Phoebe Vo, Staff Writer

Art by Ella Jiang

In the midst of another late-night search for good web novels and comics, I came across a psychological-thriller-horror-romance story. Among this handful of genres,  the word romance seems out of place. A mistake, perhaps? One would presume so, but with my experience in the field of random, unhinged stories on the Internet, I knew all too well it was intentionally and thoughtfully placed. And of course, at 4:30 a.m. on a Monday, in my fever dream state, I decided to binge all 56 chapters.

The story was complex, to put it lightly. The plot involved a stalker and a victim, held hostage in their own home, and the unwanted development of their relationship. And, in the end, the victim’s eventual psychological breakdown into falling in love with their predator. The story was an example of Stockholm syndrome and the horror of its effects. They didn’t want to show a bubbly romance story, but moreover, the psychology of a deranged love borne out of manipulation. 

What makes the story complex though was not so much the storyline, being straightforward in its message, but the readers’ responses to it. The comments at the beginning say how utterly disgusted and repulsed the readers are with the stalker and his actions. But after a certain point in the story, when the stalker had revealed his face, the comment section began to change their attitudes. Comments like “I forgive him because he’s hot,” “I’m falling in love,” “Victim’s name is so lucky,” and last but certainly not least, “I wish he would have chosen me instead.” The readers even began to bring up the stalker’s tragic backstory, which they had promptly disregarded before he revealed his face, to justify for he had done. 

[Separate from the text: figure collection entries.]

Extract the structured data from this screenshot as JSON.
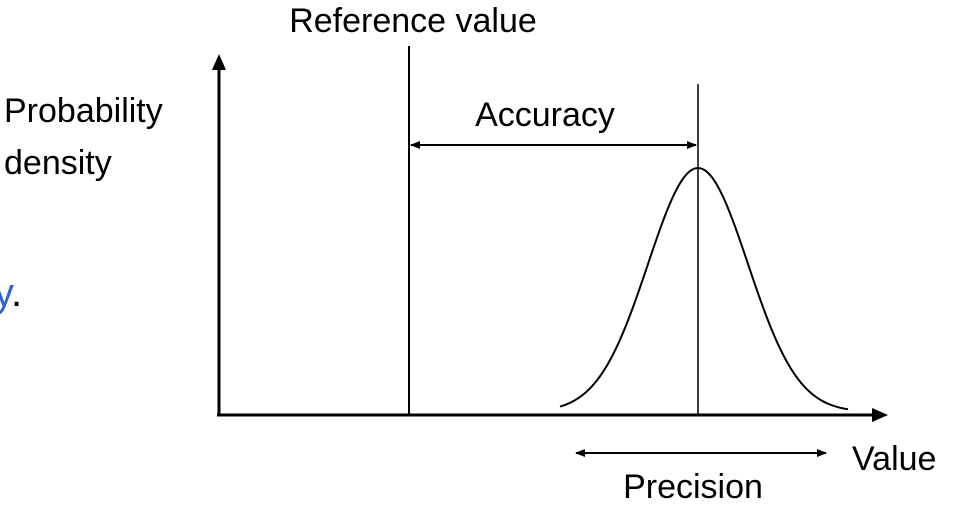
{
  "diagram": {
    "title": "Reference value",
    "y_axis_label_line1": "Probability",
    "y_axis_label_line2": "density",
    "x_axis_label": "Value",
    "accuracy_label": "Accuracy",
    "precision_label": "Precision"
  },
  "cropped_fragment": {
    "char": "y",
    "punct": ".",
    "link_color": "#3366cc"
  },
  "colors": {
    "stroke": "#000000",
    "background": "#ffffff"
  }
}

In my voyage of the questionable online world, I have seen many comments like these for various kinds of characters—kidnappers, murderers, arsonists—in essence, people who do horrific things but who are conventionally attractive. And, honestly and regrettably, I have come to find these responses to be “normal.” 

But, at 6:27 a.m. on that Monday morning, I had a moment of clarity. How is this normal? Falling in love with criminals, saying victims are lucky, forgiving people for their inhumane actions, defending them, and asking, even jokingly, to be kidnapped or murdered—all because someone is attractive? Most of all, how have I failed to notice how messed up this is? 

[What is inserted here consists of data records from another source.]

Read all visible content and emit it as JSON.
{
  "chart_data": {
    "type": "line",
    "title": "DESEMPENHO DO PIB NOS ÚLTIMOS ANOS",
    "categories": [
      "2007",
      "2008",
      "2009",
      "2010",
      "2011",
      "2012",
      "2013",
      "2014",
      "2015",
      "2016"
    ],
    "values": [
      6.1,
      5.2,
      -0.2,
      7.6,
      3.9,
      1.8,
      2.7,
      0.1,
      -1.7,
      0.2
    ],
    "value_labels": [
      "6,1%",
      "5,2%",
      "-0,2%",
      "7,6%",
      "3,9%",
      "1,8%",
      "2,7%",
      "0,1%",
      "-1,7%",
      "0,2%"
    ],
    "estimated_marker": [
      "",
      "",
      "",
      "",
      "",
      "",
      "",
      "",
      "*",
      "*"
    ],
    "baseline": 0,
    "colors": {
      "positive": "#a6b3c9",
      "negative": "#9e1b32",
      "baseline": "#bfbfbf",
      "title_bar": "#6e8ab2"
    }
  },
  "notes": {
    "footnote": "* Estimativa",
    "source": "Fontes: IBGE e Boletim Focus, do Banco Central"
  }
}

Appalled by this epiphany, I went to my friends to discuss my new discovery. It was there that certain characters were brought up, such as the Darkling from Shadow and Bone, Hannibal Lector from NBC’s Hannibal, and Jang Jun Woo from Vincenzo, that my friends and I figured out we were just as guilty of this phenomenon. Comments such as “but, that’s different,” “they feel bad about what they did,” “he has reasons,” and even “he’s attractive,” were said. We were shocked at how easily we could defend such characters and provide excuses for their actions. 

These kinds of comments have become so widespread and normalized that no one blinks twice from hearing or even speaking these ideas themselves, including myself. Think about certain sounds on TikTok, Instagram edits of good-looking villains, or Youtube videos justifying countless amounts of crimes because of “tragic backstories”. But, there are none for unattractive characters with the exact same motives. This phenomenon of pretty privilege does exist, in real life as well, and it has become so extreme to the point that writers have begun to purposely make these kinds of characters. And, in a series of cause and effect, we begin to accept fangirling over them as normal. We justify it by the characters being fictional, but these types of comments still set a culture of desensitizing criminals, which in small ways can translate into real life.   

In any kind of media, whether it be comics, web novels, TV shows, k-dramas, or animes—attractive characters who do awful things are loved by viewers. We defend them without a second thought, not realizing how disturbing this kind of looks-first culture is. In reality, we separate ourselves from fans of Ted Bundy, who gush about how attractive he is, but how are we that different? Sure, these characters aren’t real. But, we say the same things without realizing the severity of our words, and it sets a precedent of desensitizing and romanticizing criminals, fictional or not. We all have to take a step back to witness how unsettling this part of our culture is, and I hope, in that, we can take into account the weight of our words a little bit more.